BERLIN: German political leaders, entertainers and sports stars threw their weight on Tuesday into the growing backlash against a new anti-immigration movement, leading calls to defend the country’s hard-won image for tolerance.
A day after tens of thousands again took to the streets in several cities to rally for and against a new group which opposes what it claims is the Islamisation of Europe, 50 prominent figures issued statements in a two-page spread in the Bild daily to push back.
In its latest show of strength, Patriotic Europeans Against the Islamisation of the Occident, or PEGIDA, drew some 18,000 people to a demonstration on Monday in its hub city of Dresden in the former Communist east.
Its sudden emergence over just a few weeks and the regular staging of marches have sparked offshoot protests elsewhere, but also a counter-movement accusing PEGIDA of whipping up xenophobia.
“PEGIDA is not only damaging our country, it is also presenting a poor image of Germany,” warned Foreign Minister Frank-Walter Steinmeier, one of the 50 figures writing in Bild.
Ex-chancellor Helmut Schmidt, a still-influential elder statesman, said the PEGIDA protests pandered to “hollow prejudices, xenophobia and intolerance”.

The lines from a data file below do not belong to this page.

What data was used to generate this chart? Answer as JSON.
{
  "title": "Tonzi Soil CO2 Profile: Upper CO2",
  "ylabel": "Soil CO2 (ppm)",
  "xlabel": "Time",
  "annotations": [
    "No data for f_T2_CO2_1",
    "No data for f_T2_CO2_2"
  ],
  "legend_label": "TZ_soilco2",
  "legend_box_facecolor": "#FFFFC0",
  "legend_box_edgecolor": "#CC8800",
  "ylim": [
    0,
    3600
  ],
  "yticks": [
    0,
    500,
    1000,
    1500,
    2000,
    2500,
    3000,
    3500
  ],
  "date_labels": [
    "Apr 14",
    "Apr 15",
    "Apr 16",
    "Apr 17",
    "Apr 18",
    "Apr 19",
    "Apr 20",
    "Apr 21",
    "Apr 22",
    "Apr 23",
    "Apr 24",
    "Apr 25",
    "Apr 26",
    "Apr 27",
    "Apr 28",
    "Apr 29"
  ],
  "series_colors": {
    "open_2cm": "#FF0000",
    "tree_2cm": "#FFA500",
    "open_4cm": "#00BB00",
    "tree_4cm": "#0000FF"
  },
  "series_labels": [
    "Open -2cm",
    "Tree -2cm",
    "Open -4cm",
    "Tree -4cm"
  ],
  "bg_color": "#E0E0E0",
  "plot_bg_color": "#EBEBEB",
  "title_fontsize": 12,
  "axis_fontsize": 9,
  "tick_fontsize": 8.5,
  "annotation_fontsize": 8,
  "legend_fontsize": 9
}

“But that is not Germany,” he added, while Germany’s national football team manager Oliver Bierhoff noted the 2014 World Cup winning squad had included many players with migrant family backgrounds.
Thousands joined counter-protests on Monday in cities such as Berlin, Stuttgart and Cologne, carrying placards such as one that read “Disgrace For Our Country”. Numbers at some demonstrations far outnumbered PEGIDA’s supporters.
In Berlin, around 5,000 took part in the anti-PEGIDA rally, compared to around 300 in support of the group.
Cologne’s imposing Gothic cathedral, carmaker VW’s plant in Dresden and the iconic Brandenburg Gate in the capital Berlin dimmed their lights in protest against PEGIDA, following the lead of Dresden’s Semper opera house a fortnight earlier.